Moving 90% of outpatient appointments to telephone and video is making services far easier to access for patients in one of the most deprived parts of England, writes Martin Sadler, CIO at Sandwell and West Birmingham Hospitals NHS Trust.

Many factors impact on people’s health and wellbeing and, as the population served by the trust is one of the most deprived in England, consequently, people within the area can have poorer health outcomes.

For many of our patients, coming into hospital is not always easy due to transport, caring responsibilities, mobility issues and fitting appointments around work.

Far in advance of the coronavirus pandemic, we wanted to address this as a trust, and to respond to specific needs of the patients we serve. We recognised, for example, that it isn’t necessarily a good idea to make an elderly patient catch two buses for an appointment they could have just as effectively from their own home.

So, we set about re-configuring our services in way that would make them more easily accessible. Part of the answer lay in making outpatient appointments virtual via the telephone or a video platform

Shifting appointments

We looked for a video platform – and it quickly became clear there are hundreds of them. But we wanted something that meant no impact for the end user. Something that meant our patients wouldn’t need an app or a specific device, and that all they needed to do was click a link that we sent to them.

The trust decided to use a video collaboration platform from health tech provider Visionable in February 2020. At the time we thought it would be a two-year programme of gradually moving to virtual consultations, to make it easier and more convenient for patients and their clinicians to attend important appointments. Then, at the onset of the Covid-19 pandemic, everything rapidly accelerated, and within just weeks, we transformed how our patients interact with their healthcare professionals.

In just two months the Trust shifted 90% of outpatient appointments away from face to face and to either telephone appointments or using the Visionable platform. And in the four months since initial go-live, nearly 6,000 meetings were held virtually.

Virtual consultations are now delivered across the majority of our services, most notably maternity, diabetes, hand clinic, cardiology, physiotherapy, endocrinology, speech and language therapy, orthotics, paediatrics and oncology – and the impact is expanding. This is something we now intend to maintain permanently.

Security is a key priority, which is why the platform we are using is highly secure. And we have processes in place to check patient identification, just as we would in a physical hospital setting.

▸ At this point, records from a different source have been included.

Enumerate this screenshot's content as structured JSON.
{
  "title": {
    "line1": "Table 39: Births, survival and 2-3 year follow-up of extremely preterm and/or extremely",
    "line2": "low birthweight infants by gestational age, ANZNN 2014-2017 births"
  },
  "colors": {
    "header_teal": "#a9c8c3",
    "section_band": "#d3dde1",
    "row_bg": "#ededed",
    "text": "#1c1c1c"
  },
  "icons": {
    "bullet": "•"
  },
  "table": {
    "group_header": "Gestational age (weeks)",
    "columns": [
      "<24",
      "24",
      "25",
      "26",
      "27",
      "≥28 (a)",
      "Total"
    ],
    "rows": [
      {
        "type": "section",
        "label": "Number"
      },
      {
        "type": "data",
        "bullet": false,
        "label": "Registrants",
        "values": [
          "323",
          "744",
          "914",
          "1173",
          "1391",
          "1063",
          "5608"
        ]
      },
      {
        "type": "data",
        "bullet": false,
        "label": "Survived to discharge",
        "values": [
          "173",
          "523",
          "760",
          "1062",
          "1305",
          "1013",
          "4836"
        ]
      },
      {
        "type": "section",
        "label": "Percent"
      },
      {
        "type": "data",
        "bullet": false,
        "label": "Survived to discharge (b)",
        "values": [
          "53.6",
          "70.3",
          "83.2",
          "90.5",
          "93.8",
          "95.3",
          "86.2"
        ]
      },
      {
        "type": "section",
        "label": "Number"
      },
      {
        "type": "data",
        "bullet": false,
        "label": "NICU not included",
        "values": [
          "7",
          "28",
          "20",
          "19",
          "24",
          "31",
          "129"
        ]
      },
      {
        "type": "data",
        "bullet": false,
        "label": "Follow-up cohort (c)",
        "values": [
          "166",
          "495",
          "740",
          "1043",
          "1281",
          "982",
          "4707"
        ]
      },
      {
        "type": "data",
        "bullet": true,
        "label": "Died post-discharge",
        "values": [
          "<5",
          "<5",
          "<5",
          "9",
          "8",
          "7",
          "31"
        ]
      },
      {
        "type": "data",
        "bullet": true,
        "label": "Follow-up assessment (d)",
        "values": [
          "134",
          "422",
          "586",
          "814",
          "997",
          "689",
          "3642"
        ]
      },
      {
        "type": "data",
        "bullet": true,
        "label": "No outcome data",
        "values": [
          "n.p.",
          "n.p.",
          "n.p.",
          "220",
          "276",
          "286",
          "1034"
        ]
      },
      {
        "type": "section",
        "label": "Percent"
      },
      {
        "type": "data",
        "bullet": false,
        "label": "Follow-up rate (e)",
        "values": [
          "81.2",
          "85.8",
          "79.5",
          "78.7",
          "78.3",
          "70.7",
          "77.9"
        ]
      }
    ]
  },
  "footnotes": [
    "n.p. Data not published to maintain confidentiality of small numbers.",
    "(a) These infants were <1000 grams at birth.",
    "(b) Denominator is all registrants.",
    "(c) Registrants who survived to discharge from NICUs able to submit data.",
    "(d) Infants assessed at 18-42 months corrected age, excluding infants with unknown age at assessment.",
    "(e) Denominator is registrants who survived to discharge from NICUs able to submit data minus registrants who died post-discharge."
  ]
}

Importantly, this is about improving the patient experience. Some people might traditionally not turn up to their appointment, sometimes because they are frightened about coming to hospital. Moving to video should help us to overcome that challenge. In addition, the Trust is continuing to expand the use of the technology to help people in other ways. For the genitourinary medicine clinic, for example, patients may be happier using the virtual service than attending the clinic in person for this discreet service.

Breaking down the geography of care

Our next step is to look at the pathways, so that we can use this opportunity to improve design and  deliver enhanced specialist services, such as those from the Birmingham and Midland Eye Centre to patients, wherever they might live.

This project is having a big impact for patients and staff alike. It has been driven by healthcare professionals, with hospital leadership now expecting this as the default means of delivering care.

And though I’m one of the sponsors for this project as the trust’s CIO, the IT team has not been required to lead on the project and has had minimal input beyond enabling network security, providing headsets or webcams when required.

The successful roll out of the system and training has been led by our Patient Access Team who are responsible for the booking of appointments across the Trust. The team are our first point of contact with patients for their appointments and they played a vital role in communicating with patients about this new way of receiving health care. This was a really helpful approach and was able to reassure patients and give them confidence in the new system.

In just weeks, video has become one of our main tools for communication with outpatients. It’s free for patients to use which helps us challenge inequalities in accessing healthcare – particularly for those who are vulnerable and disadvantaged. We’ve been able to reach patients quicker and aim to see a reduction in missed appointments – and more importantly it saves patients’ time and we can look after them in a place of their choosing. You can do most things from home in today’s world – why not your healthcare?

This digital first approach was planned before Covid. And we definitely don’t plan to go back.